Proust en littérature comparée:
Du côté de chez Proust
Marie-Claire Planche
Je profite de l’été pour plonger dans Proust, avec pour projet de relire toute La Recherche, j’ai déjà bien avancé. Cependant avant d’achever, pour vous proposer quelques réflexions, j’ai lu Le temps retrouvé. Ce dernier volume, comme les précédents laisse la part belle à l’art, ouvrant notamment sur un pastiche du Journal des frères Goncourt. Le jeu sur les images et leur circulation par rapport à la mémoire est un classique de l’écriture proustienne qui trouve de nombreux échos dans l’écriture de Walter Benjamin, qui traduisit Proust.
Pour l’oral, l’une des difficultés du volume réside dans la situation des extraits les uns par rapport aux autres. Les récits ou les réflexions enchâssés suivent les détours de la pensée et certaines digressions éloignent du premier plan. Il en est ainsi du moment où le narrateur attend dans la bibliothèque des Guermantes.
La question du temps et du vieillissement, qui se déploie en observant les invités des Guermantes, apparaît comme une toile sur laquelle les masques, les fantômes (?) échappent à la réalité. Ce sont des portraits de la vieillesse où tout le monde (ou presque) a changé, où chacun peine à reconnaître l’autre.

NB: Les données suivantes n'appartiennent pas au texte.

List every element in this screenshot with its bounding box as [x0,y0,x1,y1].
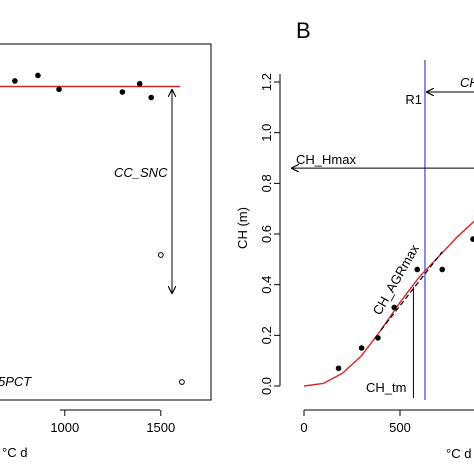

Les réflexions sur l’art et la littérature font un peu référence à l’Ut pictura poesis, mais pas seulement dans la mesure où ces arts ne sont pas mis en concurrence. Le narrateur s’intéresse aux rapports entre l’art et la nature, entre l’art et la réalité, entre l’art et la création. Enfin, il dénigre un art populaire, une idée qui lui « semblait ridicule ». En outre, Proust montre une connaissance assez fine de la peinture et des goûts (voir exposition BnF http://expositions.bnf.fr/proust/salles/index.htm). Les évocations nombreuses font référence à l’art ancien (L’enterrement du comte d’Orgaz du Greco, Raphaël, Carpaccio…), et à des artistes plus récents (Whistler, Renoir, Monet, Manet…). Les Ballets russes et leur décorateur Léon Bakst occupent Mme Verdurin dont l’avis sur l’art est assez ferme : « D’ailleurs les Verdurin, par le progrès fatal de l’esthétisme qui finit par se manger la queue, disaient ne pas pouvoir supporter le modern style (de plus c’était munichois) ni les appartements blancs et n’aimaient plus que les vieux meubles français dans un décor sombre ». Les Orientalistes et Delacroix sont convoqués, tout comme les peintres de l’Empire et la célèbre posture de Juliette Récamier peinte par David. Le livre illustré est présent à travers le terme de « livres à images », mais aussi par l’importance d’une édition de François le Champi (sur la présence de l’ouvrage dans La Recherche
http://www.persee.fr/web/revues/home/prescript/article/litt_0047-4800_1980_num_37_1_1195)
feuilletée dans la bibliothèque Guermantes, qui renvoie à Combray. Enfin, l’intérêt pour le XVIIIe siècle fait écho aux aménagements de la demeure des Swann : Odette passant de l’Orient au XVIIIe.
Le pastiche du Journal des frères Goncourt
C’est un véritable “morceau” qui occupe le début du volume : Gilberte prête au narrateur « un volume du journal inédit des Goncourt […] Voici les pages que je lus jusqu’à ce que la fatigue me fermât les yeux ». Les personnages de La Recherche sont associés aux œuvres d’art dans un ensemble qui recrée l’esprit des Salons et des collectionneurs.
- Un article de référence qui propose une étude précise. La question du pastiche est explicité, et les références artistiques, notamment à St Aubin sont documentées.
Numérisé sur Gallica : http://gallicalabs.bnf.fr/ark:/12148/bpt6k5652696d/f65.item
- Une communication qui présente le projet des Goncourt et le pastiche de Proust :
- Un article sur la question du pastiche : https://contextes.revues.org/59
- Les publications d’une universitaire spécialiste de l’intertextualité chez Proust, Annick Bouillaguet :
Proust et les Goncourt : le pastiche du Journal dans Le Temps retrouvé, Minard, coll. « Archives des lettres modernes », 1997.
« Le pastiche chez Proust : une affaire de style », Bulletin d’informations proustiennes 2006, n° 36.
« Proust lecteur des Goncourt : du pastiche satirique à l’imitation sérieuse », Les frères Goncourt : art et écriture, édition préparée par Jean-Louis Cabanès, Presses Universitaires de Bordeaux, 1997.
« Proust et les Goncourt : la phase cachée d’une réécriture », Bulletin Marcel Proust, 1995, n° 45.